Taxable value of components = (CIF+tariff) ÷( 1- consumption tax rate).

6. Tax basis for producing taxable consumer goods with taxable consumer goods. For example, taxpayers use taxed tobacco to produce cigarettes, use taxed alcohol to produce wine, and use taxed skin care products and hair care products to produce skin care products and hair care products. When they declare and pay the consumption tax, they can deduct the consumption tax from the purchased consumer goods produced in the current period.

7. If the sales of taxable consumer goods sold by taxpayers are settled in foreign exchange, the RMB conversion rate of their sales can be converted into RMB on the settlement day or the first day of the month (in principle, the middle price) to calculate the taxable amount. The conversion rate determined by taxpayers in advance shall not be changed within one year after it is determined.

8, the tax authorities approved the tax basis. If the taxable value of taxpayers' taxable consumer goods is obviously low without justifiable reasons, the competent tax authorities shall verify its taxable value. Among them: Class A cigarettes and grain liquor are submitted to State Taxation Administration of The People's Republic of China for approval.
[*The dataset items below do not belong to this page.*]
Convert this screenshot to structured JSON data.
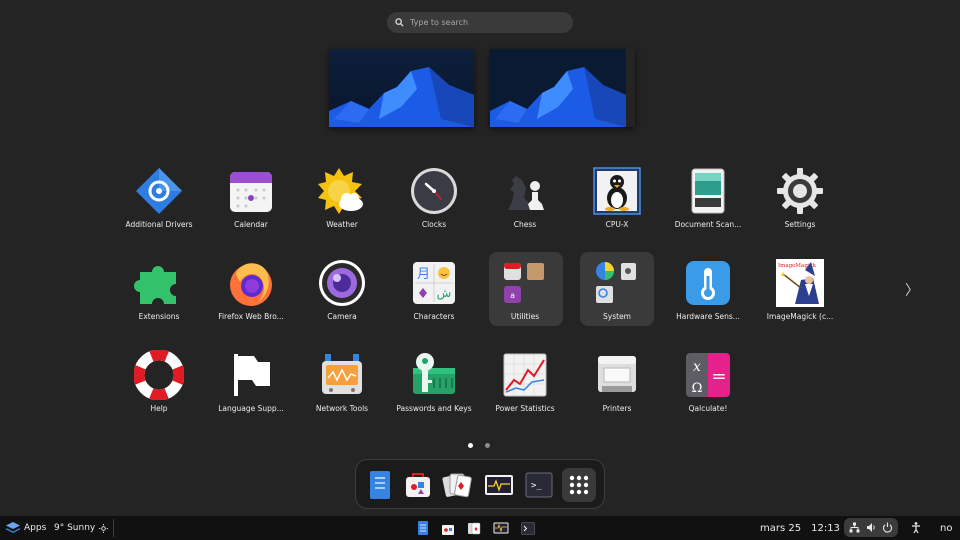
{
  "search": {
    "placeholder": "Type to search"
  },
  "apps": [
    {
      "label": "Additional Drivers",
      "icon": "additional-drivers-icon"
    },
    {
      "label": "Calendar",
      "icon": "calendar-icon"
    },
    {
      "label": "Weather",
      "icon": "weather-icon"
    },
    {
      "label": "Clocks",
      "icon": "clock-icon"
    },
    {
      "label": "Chess",
      "icon": "chess-icon"
    },
    {
      "label": "CPU-X",
      "icon": "cpu-x-icon"
    },
    {
      "label": "Document Scan...",
      "icon": "document-scanner-icon"
    },
    {
      "label": "Settings",
      "icon": "gear-icon"
    },
    {
      "label": "Extensions",
      "icon": "puzzle-icon"
    },
    {
      "label": "Firefox Web Bro...",
      "icon": "firefox-icon"
    },
    {
      "label": "Camera",
      "icon": "camera-icon"
    },
    {
      "label": "Characters",
      "icon": "characters-icon"
    },
    {
      "label": "Utilities",
      "icon": "utilities-folder-icon"
    },
    {
      "label": "System",
      "icon": "system-folder-icon"
    },
    {
      "label": "Hardware Sens...",
      "icon": "thermometer-icon"
    },
    {
      "label": "ImageMagick (c...",
      "icon": "imagemagick-icon"
    },
    {
      "label": "Help",
      "icon": "lifebuoy-icon"
    },
    {
      "label": "Language Supp...",
      "icon": "flag-icon"
    },
    {
      "label": "Network Tools",
      "icon": "network-tools-icon"
    },
    {
      "label": "Passwords and Keys",
      "icon": "key-icon"
    },
    {
      "label": "Power Statistics",
      "icon": "power-statistics-icon"
    },
    {
      "label": "Printers",
      "icon": "printer-icon"
    },
    {
      "label": "Qalculate!",
      "icon": "calculator-icon"
    }
  ],
  "characters_icon": {
    "a": "月",
    "b": "ش"
  },
  "imagemagick_icon": {
    "text": "ImageMagick"
  },
  "qalculate_icon": {
    "x": "x",
    "omega": "Ω",
    "eq": "="
  },
  "pager": {
    "pages": 2,
    "current": 1
  },
  "next_arrow": "〉",
  "dock": {
    "items": [
      "text-editor-icon",
      "software-icon",
      "card-game-icon",
      "system-monitor-icon",
      "terminal-icon",
      "app-grid-icon"
    ]
  },
  "taskbar": {
    "apps_label": "Apps",
    "weather": "9°  Sunny",
    "date": "mars 25",
    "time": "12:13",
    "lang": "no",
    "terminal_prompt": ">_"
  },
  "colors": {
    "background": "#242424",
    "panel": "#111111",
    "accent": "#3584e4"
  }
}
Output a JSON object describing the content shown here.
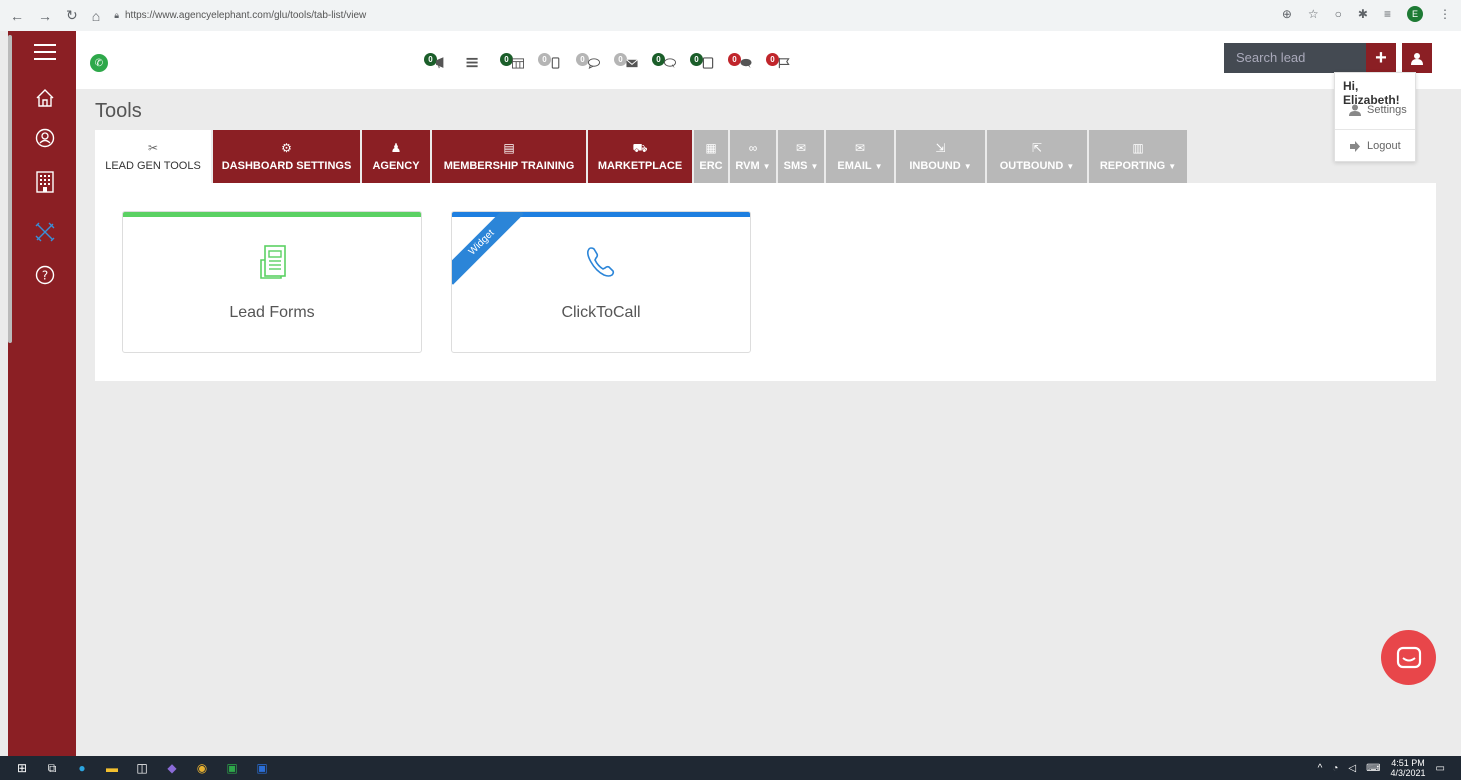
{
  "browser": {
    "url": "https://www.agencyelephant.com/glu/tools/tab-list/view",
    "profile_initial": "E"
  },
  "header": {
    "search_placeholder": "Search lead",
    "plus_label": "+",
    "notifications": [
      {
        "count": "0",
        "color": "#1b5e2a",
        "icon": "megaphone-icon"
      },
      {
        "count": "",
        "color": "",
        "icon": "list-icon"
      },
      {
        "count": "0",
        "color": "#1b5e2a",
        "icon": "calendar-icon"
      },
      {
        "count": "0",
        "color": "#b5b5b5",
        "icon": "mobile-icon"
      },
      {
        "count": "0",
        "color": "#b5b5b5",
        "icon": "chat-bubble-icon"
      },
      {
        "count": "0",
        "color": "#b5b5b5",
        "icon": "envelope-icon"
      },
      {
        "count": "0",
        "color": "#1b5e2a",
        "icon": "chat-reply-icon"
      },
      {
        "count": "0",
        "color": "#1b5e2a",
        "icon": "phone-box-icon"
      },
      {
        "count": "0",
        "color": "#c0252b",
        "icon": "chat-dots-icon"
      },
      {
        "count": "0",
        "color": "#c0252b",
        "icon": "flag-icon"
      }
    ]
  },
  "user_menu": {
    "greeting": "Hi, Elizabeth!",
    "settings_label": "Settings",
    "logout_label": "Logout"
  },
  "page": {
    "title": "Tools"
  },
  "tabs": [
    {
      "label": "LEAD GEN TOOLS",
      "state": "active",
      "icon": "tools-icon",
      "caret": false,
      "glyph": "✂"
    },
    {
      "label": "DASHBOARD SETTINGS",
      "state": "red",
      "icon": "gear-icon",
      "caret": false,
      "glyph": "⚙"
    },
    {
      "label": "AGENCY",
      "state": "red",
      "icon": "users-icon",
      "caret": false,
      "glyph": "♟"
    },
    {
      "label": "MEMBERSHIP TRAINING",
      "state": "red",
      "icon": "book-icon",
      "caret": false,
      "glyph": "▤"
    },
    {
      "label": "MARKETPLACE",
      "state": "red",
      "icon": "cart-icon",
      "caret": false,
      "glyph": "⛟"
    },
    {
      "label": "ERC",
      "state": "gray",
      "icon": "grid-icon",
      "caret": false,
      "glyph": "▦"
    },
    {
      "label": "RVM",
      "state": "gray",
      "icon": "voicemail-icon",
      "caret": true,
      "glyph": "∞"
    },
    {
      "label": "SMS",
      "state": "gray",
      "icon": "message-icon",
      "caret": true,
      "glyph": "✉"
    },
    {
      "label": "EMAIL",
      "state": "gray",
      "icon": "open-envelope-icon",
      "caret": true,
      "glyph": "✉"
    },
    {
      "label": "INBOUND",
      "state": "gray",
      "icon": "sign-in-icon",
      "caret": true,
      "glyph": "⇲"
    },
    {
      "label": "OUTBOUND",
      "state": "gray",
      "icon": "sign-out-icon",
      "caret": true,
      "glyph": "⇱"
    },
    {
      "label": "REPORTING",
      "state": "gray",
      "icon": "clipboard-icon",
      "caret": true,
      "glyph": "▥"
    }
  ],
  "cards": [
    {
      "label": "Lead Forms",
      "accent": "#5bd163",
      "icon": "form-icon",
      "ribbon": ""
    },
    {
      "label": "ClickToCall",
      "accent": "#1e7fe0",
      "icon": "phone-icon",
      "ribbon": "Widget"
    }
  ],
  "taskbar": {
    "time": "4:51 PM",
    "date": "4/3/2021"
  },
  "colors": {
    "brand": "#8b1f24",
    "inactive_tab": "#b8b8b8",
    "chat": "#e8464a"
  }
}
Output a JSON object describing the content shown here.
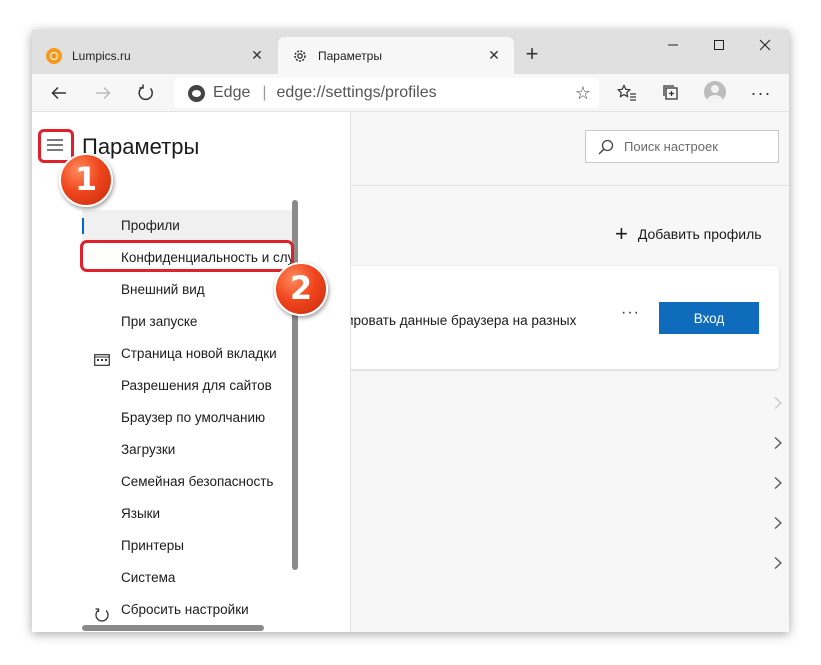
{
  "tabs": [
    {
      "label": "Lumpics.ru",
      "active": false
    },
    {
      "label": "Параметры",
      "active": true
    }
  ],
  "address": {
    "brand": "Edge",
    "separator": "|",
    "url": "edge://settings/profiles"
  },
  "sidebar": {
    "title": "Параметры",
    "items": [
      {
        "label": "Профили",
        "icon": "person-icon",
        "selected": true
      },
      {
        "label": "Конфиденциальность и службы",
        "icon": "lock-icon",
        "selected": false
      },
      {
        "label": "Внешний вид",
        "icon": "paint-icon",
        "selected": false
      },
      {
        "label": "При запуске",
        "icon": "power-icon",
        "selected": false
      },
      {
        "label": "Страница новой вкладки",
        "icon": "new-tab-page-icon",
        "selected": false
      },
      {
        "label": "Разрешения для сайтов",
        "icon": "permissions-icon",
        "selected": false
      },
      {
        "label": "Браузер по умолчанию",
        "icon": "browser-icon",
        "selected": false
      },
      {
        "label": "Загрузки",
        "icon": "download-icon",
        "selected": false
      },
      {
        "label": "Семейная безопасность",
        "icon": "family-icon",
        "selected": false
      },
      {
        "label": "Языки",
        "icon": "language-icon",
        "selected": false
      },
      {
        "label": "Принтеры",
        "icon": "printer-icon",
        "selected": false
      },
      {
        "label": "Система",
        "icon": "system-icon",
        "selected": false
      },
      {
        "label": "Сбросить настройки",
        "icon": "reset-icon",
        "selected": false
      }
    ]
  },
  "main": {
    "search_placeholder": "Поиск настроек",
    "add_profile": "Добавить профиль",
    "sync_text": "ировать данные браузера на разных",
    "more": "···",
    "sign_in": "Вход"
  },
  "annotations": {
    "step1": "1",
    "step2": "2"
  },
  "colors": {
    "accent": "#0f6cbd",
    "highlight": "#e0202b",
    "badge": "#f0461e"
  }
}
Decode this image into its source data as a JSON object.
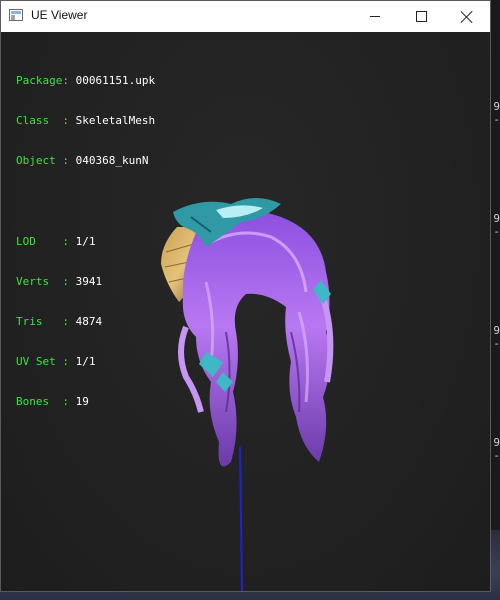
{
  "window": {
    "title": "UE Viewer"
  },
  "info": {
    "package": {
      "key": "Package:",
      "value": "00061151.upk"
    },
    "class": {
      "key": "Class  :",
      "value": "SkeletalMesh"
    },
    "object": {
      "key": "Object :",
      "value": "040368_kunN"
    },
    "lod": {
      "key": "LOD    :",
      "value": "1/1"
    },
    "verts": {
      "key": "Verts  :",
      "value": "3941"
    },
    "tris": {
      "key": "Tris   :",
      "value": "4874"
    },
    "uvset": {
      "key": "UV Set :",
      "value": "1/1"
    },
    "bones": {
      "key": "Bones  :",
      "value": "19"
    }
  },
  "colors": {
    "label": "#3fe23f",
    "value": "#ffffff",
    "hair": "#b66ef0",
    "accessory": "#3fb7c4",
    "axis": "#1a24d6"
  },
  "icons": [
    "app-icon",
    "minimize-icon",
    "maximize-icon",
    "close-icon"
  ]
}
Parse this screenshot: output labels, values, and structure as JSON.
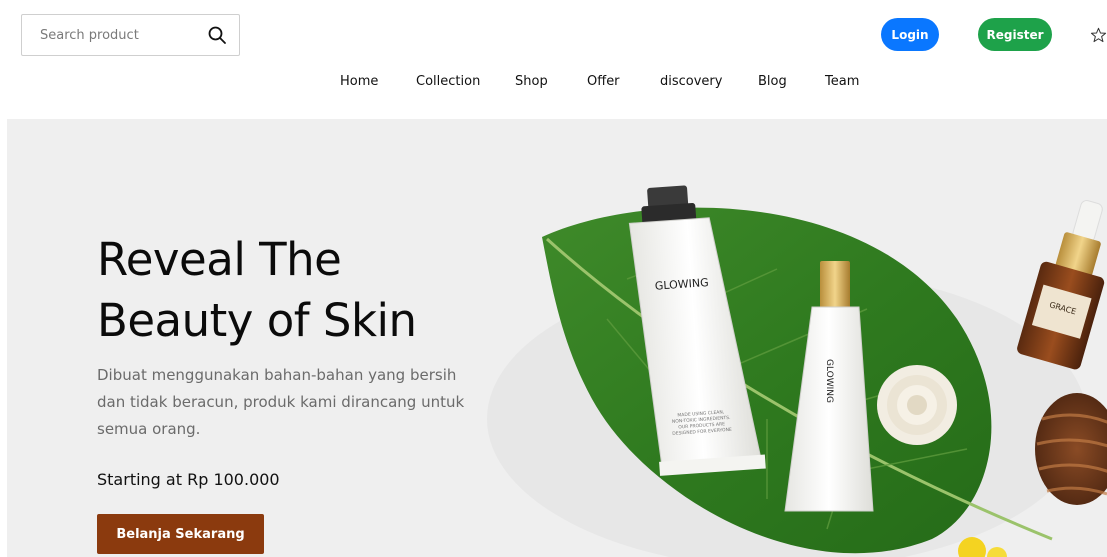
{
  "header": {
    "search": {
      "placeholder": "Search product",
      "value": ""
    },
    "login_label": "Login",
    "register_label": "Register"
  },
  "nav": {
    "items": [
      {
        "label": "Home"
      },
      {
        "label": "Collection"
      },
      {
        "label": "Shop"
      },
      {
        "label": "Offer"
      },
      {
        "label": "discovery"
      },
      {
        "label": "Blog"
      },
      {
        "label": "Team"
      }
    ]
  },
  "hero": {
    "title_line1": "Reveal The",
    "title_line2": "Beauty of Skin",
    "description": "Dibuat menggunakan bahan-bahan yang bersih dan tidak beracun, produk kami dirancang untuk semua orang.",
    "price": "Starting at Rp 100.000",
    "cta_label": "Belanja Sekarang",
    "image": {
      "tube_large_label": "GLOWING",
      "tube_large_small_text": [
        "MADE USING CLEAN,",
        "NON-TOXIC INGREDIENTS.",
        "OUR PRODUCTS ARE",
        "DESIGNED FOR EVERYONE"
      ],
      "tube_small_label": "GLOWING",
      "bottle_label": "GRACE"
    }
  },
  "colors": {
    "login": "#0a77ff",
    "register": "#1ea24a",
    "cta": "#8b3a0e",
    "hero_bg": "#efefef"
  }
}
The purpose of consumption tax adjustment is to prevent some taxpayers from taking advantage of the tax law, deliberately depressing taxable value through joint venture tax refund and industrial and commercial joint venture, concealing sales, and transferring profits from industrial areas with high tax burden to commercial areas for tax avoidance.

9. On the levy of consumption tax on the packaging of taxable consumer goods. The "Implementation Rules" clarify that within the prescribed period (one year), packaging that is not included in sales and used for turnover will not be subject to consumption tax. In addition, consumption tax should be levied. In fact, judging from the current operation of production enterprises, packaging is basically "sold at a fixed price with products", and basically no deposit is charged separately, so consumption tax is levied on sales.